Open nizhenliang opened 5 years ago
Most of modern hardware architectures uses FMA instructions for operations with tensors. FMA computes ax+b as one operation. Roughly GMACs = 0.5 GFLOPs
Thank you, sir! Whether the output value is directly FLOPs? Do we need to divide it by 2 to get FLOPs?
what does MAC stands for? Multi-Add Calculation?
MAC = Multiply–accumulate operation
I think GFLOPs = 2 * GMACs as general each MAC contains one multiplication and one addition.
Roughly GMACs = 2 * GFLOPs
@sovrasov is there a typo here? I did a little reading and it seems that @snownus has it right. In general a multiply-accumulate is one multiplication and one addition, which can each be floating point operations. So 1 GMAC counts as 2 GFLOPs, meaning GMACs = .5 * GFLOPs (I'm not sure if this is what was already meant).
As for fused multiply-add (FMA) it seems that (if it is supported on a given chip/system) the two FLOPs are indeed computed "in a single step" (see here) or "at once" (see here). But this confuses our conversion. Perhaps in the case of FMA it is more accurate to say 1 GMACs = 1 GFLOPs? Hopefully someone with more expertise than me can clarify!
@chnadell yes, you're right! @snownus also figured it out. I'll edit the first post to avoid any future confusions.
@sovrasov, in this case would you consider changing the variable flops
to mac
to avoid confusion?
https://github.com/sovrasov/flops-counter.pytorch/blob/1ad0ed1999620c0170e5854dde39805d30d9b6aa/sample.py#L36
@cassie101 makes sense, I'll change it
Thank you, sir! Whether the output value is directly FLOPs? Do we need to divide it by 2 to get FLOPs?
I am also confused. Shouldn't we multiply it by 2 to get FLOPs?
@code-by-jin yes, exactly, we should multiply GMACS by 2 to get FLOPS
@code-by-jin yes, exactly, we should multiply GMACS by 2 to get FLOPS
Thanks for your response. I checked ResNet-50 using your tool. It has around 4 GMACS, which is close to the number of FLOPS claimed in the resnet paper. Now I am confused, do I really need to multiply your output GMACS by two?
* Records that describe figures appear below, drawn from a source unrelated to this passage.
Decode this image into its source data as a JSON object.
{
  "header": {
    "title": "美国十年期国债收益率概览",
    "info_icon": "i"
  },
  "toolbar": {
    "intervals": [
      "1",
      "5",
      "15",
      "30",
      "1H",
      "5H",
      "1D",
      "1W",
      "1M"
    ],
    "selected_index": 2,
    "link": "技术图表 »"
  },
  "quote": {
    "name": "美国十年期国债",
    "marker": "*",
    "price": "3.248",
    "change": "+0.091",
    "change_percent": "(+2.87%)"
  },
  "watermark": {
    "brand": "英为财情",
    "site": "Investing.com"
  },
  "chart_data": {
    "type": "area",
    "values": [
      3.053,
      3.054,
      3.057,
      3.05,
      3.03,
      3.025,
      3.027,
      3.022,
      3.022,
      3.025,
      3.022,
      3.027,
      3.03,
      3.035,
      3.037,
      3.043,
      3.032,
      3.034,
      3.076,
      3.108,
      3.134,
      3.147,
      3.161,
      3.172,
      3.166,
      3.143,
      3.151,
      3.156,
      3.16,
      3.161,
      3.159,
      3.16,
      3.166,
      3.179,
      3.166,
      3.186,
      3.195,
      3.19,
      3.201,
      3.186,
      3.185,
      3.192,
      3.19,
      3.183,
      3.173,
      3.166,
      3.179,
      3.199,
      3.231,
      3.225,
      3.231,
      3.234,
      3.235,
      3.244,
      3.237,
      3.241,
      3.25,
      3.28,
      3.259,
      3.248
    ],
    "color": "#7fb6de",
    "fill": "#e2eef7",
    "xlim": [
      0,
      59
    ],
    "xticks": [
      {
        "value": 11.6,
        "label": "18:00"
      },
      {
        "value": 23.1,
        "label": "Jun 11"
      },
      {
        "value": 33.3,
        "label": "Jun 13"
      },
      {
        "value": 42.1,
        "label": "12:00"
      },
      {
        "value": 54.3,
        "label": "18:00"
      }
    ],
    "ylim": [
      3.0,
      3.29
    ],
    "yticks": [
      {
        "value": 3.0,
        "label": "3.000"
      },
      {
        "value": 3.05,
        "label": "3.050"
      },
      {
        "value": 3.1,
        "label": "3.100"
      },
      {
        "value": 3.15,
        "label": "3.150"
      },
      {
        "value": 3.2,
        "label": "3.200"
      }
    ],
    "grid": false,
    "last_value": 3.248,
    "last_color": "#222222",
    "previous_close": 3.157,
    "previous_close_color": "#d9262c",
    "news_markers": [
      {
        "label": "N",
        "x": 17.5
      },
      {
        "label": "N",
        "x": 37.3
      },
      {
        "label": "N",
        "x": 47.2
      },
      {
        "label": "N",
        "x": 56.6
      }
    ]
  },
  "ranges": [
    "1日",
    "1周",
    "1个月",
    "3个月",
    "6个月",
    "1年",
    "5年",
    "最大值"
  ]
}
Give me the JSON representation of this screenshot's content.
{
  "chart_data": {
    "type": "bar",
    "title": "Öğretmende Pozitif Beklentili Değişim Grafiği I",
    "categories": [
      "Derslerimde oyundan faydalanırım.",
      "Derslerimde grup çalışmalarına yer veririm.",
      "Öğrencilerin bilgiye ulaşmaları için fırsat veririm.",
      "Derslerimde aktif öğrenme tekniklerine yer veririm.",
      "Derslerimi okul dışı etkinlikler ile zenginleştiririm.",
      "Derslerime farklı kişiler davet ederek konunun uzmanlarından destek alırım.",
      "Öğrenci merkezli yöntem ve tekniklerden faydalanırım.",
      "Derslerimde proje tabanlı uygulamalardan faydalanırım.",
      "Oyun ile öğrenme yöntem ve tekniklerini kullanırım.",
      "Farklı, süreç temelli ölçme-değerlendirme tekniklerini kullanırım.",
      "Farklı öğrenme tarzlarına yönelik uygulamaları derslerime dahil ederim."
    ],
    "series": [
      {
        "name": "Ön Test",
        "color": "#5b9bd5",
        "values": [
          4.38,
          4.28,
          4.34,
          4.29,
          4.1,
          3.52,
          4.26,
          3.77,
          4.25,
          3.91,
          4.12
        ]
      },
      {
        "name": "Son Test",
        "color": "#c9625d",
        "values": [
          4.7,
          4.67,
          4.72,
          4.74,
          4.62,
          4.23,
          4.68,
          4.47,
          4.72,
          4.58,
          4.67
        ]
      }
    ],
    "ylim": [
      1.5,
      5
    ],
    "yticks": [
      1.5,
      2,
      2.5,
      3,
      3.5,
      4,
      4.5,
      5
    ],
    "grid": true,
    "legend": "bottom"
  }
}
In the original resnet paper authors mixed up macs and flops. As far as I remember, they provided a definition of flops that considers one flop as multiply & add operation. Please check up the paper, correct me if I'm wrong.
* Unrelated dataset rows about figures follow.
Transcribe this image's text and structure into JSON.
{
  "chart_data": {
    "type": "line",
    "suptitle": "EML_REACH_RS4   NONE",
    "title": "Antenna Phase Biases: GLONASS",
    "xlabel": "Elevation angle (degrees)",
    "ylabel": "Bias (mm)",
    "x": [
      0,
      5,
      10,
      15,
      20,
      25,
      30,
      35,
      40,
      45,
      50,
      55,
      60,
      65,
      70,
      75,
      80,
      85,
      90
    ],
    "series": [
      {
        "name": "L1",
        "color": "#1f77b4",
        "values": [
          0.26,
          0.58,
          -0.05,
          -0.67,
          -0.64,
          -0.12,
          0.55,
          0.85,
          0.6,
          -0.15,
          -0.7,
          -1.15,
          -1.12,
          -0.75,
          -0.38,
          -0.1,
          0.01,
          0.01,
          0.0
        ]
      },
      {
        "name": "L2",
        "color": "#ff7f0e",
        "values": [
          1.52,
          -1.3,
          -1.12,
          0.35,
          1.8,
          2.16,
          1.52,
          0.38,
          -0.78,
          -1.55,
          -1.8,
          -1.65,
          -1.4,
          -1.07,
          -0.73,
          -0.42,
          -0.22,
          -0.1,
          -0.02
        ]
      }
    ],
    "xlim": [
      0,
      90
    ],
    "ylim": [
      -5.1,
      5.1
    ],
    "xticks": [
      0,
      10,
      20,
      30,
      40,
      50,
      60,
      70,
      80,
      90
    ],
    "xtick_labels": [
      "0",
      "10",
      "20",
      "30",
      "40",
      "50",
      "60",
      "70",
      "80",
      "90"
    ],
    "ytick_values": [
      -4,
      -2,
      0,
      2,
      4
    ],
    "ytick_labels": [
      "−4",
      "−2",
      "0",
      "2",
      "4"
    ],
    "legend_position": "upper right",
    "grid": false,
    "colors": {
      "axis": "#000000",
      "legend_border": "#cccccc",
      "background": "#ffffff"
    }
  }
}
Most of modern hardware architectures uses FMA instructions for operations with tensors. FMA computes ax+b as one operation. Roughly GMACs = 0.5 GFLOPs
hi, I've never seen GMACs like this before, it means 10^9 about macs? As far as I know the capital letter before the word is related to FLOPS, not FLOPs and MACs, which is easy to confuse me. Looking forward to your reply, thx
GMACs = 2 * GFLOPs, because MACs includes addition and multiplication operation, GFLOPs only has add operation.
It isn't always true that GMACs = 2 * GFLOPs. For example, two models with the same the GMACS, may have very difference GFLOPS. It depends how you implement model efficiently
@cmj18 @jerryli1981
No, it should be GFLOPs = 2 * GMACs
.
MACs
stands for multiply–accumulate operation that performs a <- a + (b x c)
(they are counted as one operation)
FLOPs
is abbreviation of floating operations which includes mul / add / div ... etc.
(each is separately counted as a single floating operation)
I want to know is there any relation between GOPS(Giga operations per second ) and GFLOPS ,like if i know GFLOPS then ,can i determine GOPS , or are they independent ??
GOPS is a characteristic of hardware, it can only be determined by measurements. ptflops just shows an approximation to theoretical amount of operations required for one forward pass. Time is not considered by ptflops.
Why use the GMACs?GMACs is different with GFLOPs.